As I continue to refine my various brewing processes...I find that my gravity readings keep going up, causing me to reduce my grain bills on recipes that I like and repeat often.

For example, I just did an Oktoberfest. I got a recipe on line that looked interesting but based upon my recent other beers and gravity results I reduced the grain bill significantly, yet hit the recipe OG.

Recipe:
3.5# Pilsner
3.5# Munich
4# Vienna
1# aromatic Munich 20L
0.33# CaraVienne
12.33# total grain
yield: 5 gallons
OG: 1.055

What I did:
2# Pilsner (Great Western)
2# Munich (Briess Bolander)
3# Vienna (Briess Goldpils Vienna)
0.75# Briess Aromatic Munich 20L
0.25# Dingemans CaraVienne/Cara 20
8# total grain
yield: 4.85 gal in the fermenter which is also the serving keg (kettle wort strained to remove kettle trub, about 1 quart volume of solids)
OG: 1.055

The calculator came up with 91.53% brewhouse efficiency. My last few beers calculated out between 89%-96% brewhouse efficiency. How is this possible? I'm using 1/3 less grain but getting basically the same results.

Some things about my process...I BIAB using a bag inside a solid wall basket. I mashed for about 10 hours at 150' (I'm at work and let it run all day and recirc). I mash with less than full volume so I then pull the basket and sparge the mash with about 1.5 gal of water to capture extra sugars. The bag is then squeezed to extract as much wort as possible. Then boil down wort to my "boil start volume" target. All the wort at the end of the boil goes into the kettle after straining with a 200 micron filter to remove he solids (about 1quart volume of solids are discarded). I basically have zero wort waste thru the entire process. All the wort makes it to the serving tap since I ferment and serve in the same keg and all trub is screened out first.
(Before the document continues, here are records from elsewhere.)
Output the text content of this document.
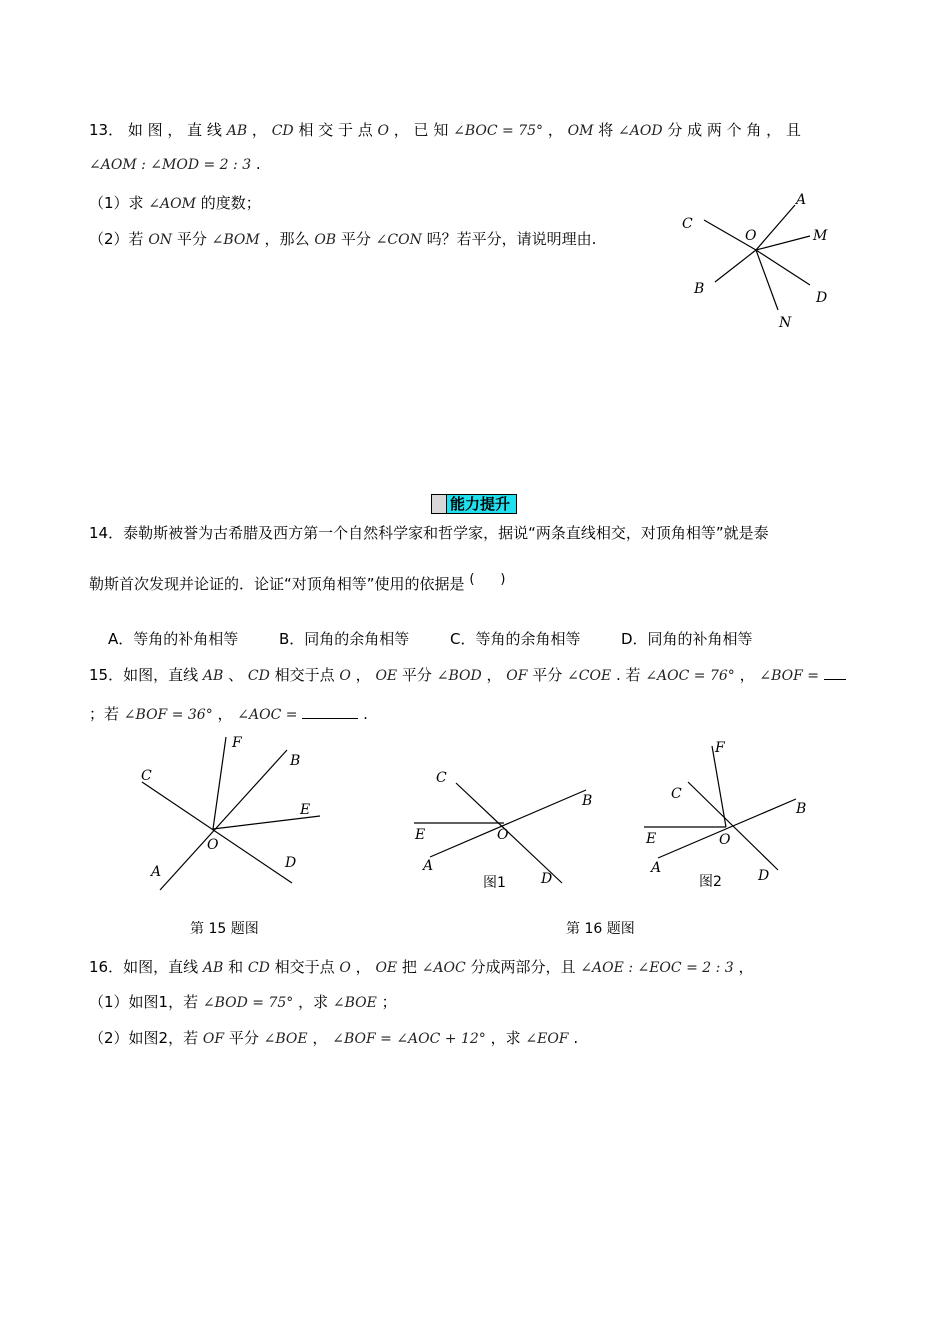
13． 如 图 ， 直 线 AB ， CD 相 交 于 点 O ， 已 知 ∠BOC = 75° ， OM 将 ∠AOD 分 成 两 个 角 ， 且
∠AOM : ∠MOD = 2 : 3 .
（1）求 ∠AOM 的度数；
（2）若 ON 平分 ∠BOM ，那么 OB 平分 ∠CON 吗？若平分，请说明理由.
A
C
O	M
B
D
N
能力提升
14．泰勒斯被誉为古希腊及西方第一个自然科学家和哲学家，据说“两条直线相交，对顶角相等”就是泰
勒斯首次发现并论证的．论证“对顶角相等”使用的依据是 (　　)
A．等角的补角相等	B．同角的余角相等	C．等角的余角相等	D．同角的补角相等
15．如图，直线 AB 、 CD 相交于点 O ， OE 平分 ∠BOD ， OF 平分 ∠COE . 若 ∠AOC = 76° ， ∠BOF =
；若 ∠BOF = 36° ， ∠AOC =	.
F
C
B
E
O
A
D
第 15 题图
C
B
E	O
A
D
图1
F
C
B
E	O
A	D
图2
第 16 题图
16．如图，直线 AB 和 CD 相交于点 O ， OE 把 ∠AOC 分成两部分，且 ∠AOE : ∠EOC = 2 : 3 ，
（1）如图1，若 ∠BOD = 75° ，求 ∠BOE ；
（2）如图2，若 OF 平分 ∠BOE ， ∠BOF = ∠AOC + 12° ，求 ∠EOF .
Just returning to the above post to put something straight when you key the quantities for the original brew recipe into brewers friend using a modest but easily attainable Brewhouse efficiency of 75% you will find that the OG figure is not the 1.055 you have quoted it is in fact 1.071 and final gravity 1.018 for a 5 US gallon brew. A more realistic and believable result . In fact assuming 91.5 % would give a OG if 1.083 !!!
Using the recipe you used to make your brew gives a OG of 1.056 at BH efficiency 91.5 % still an amazing but less believable result.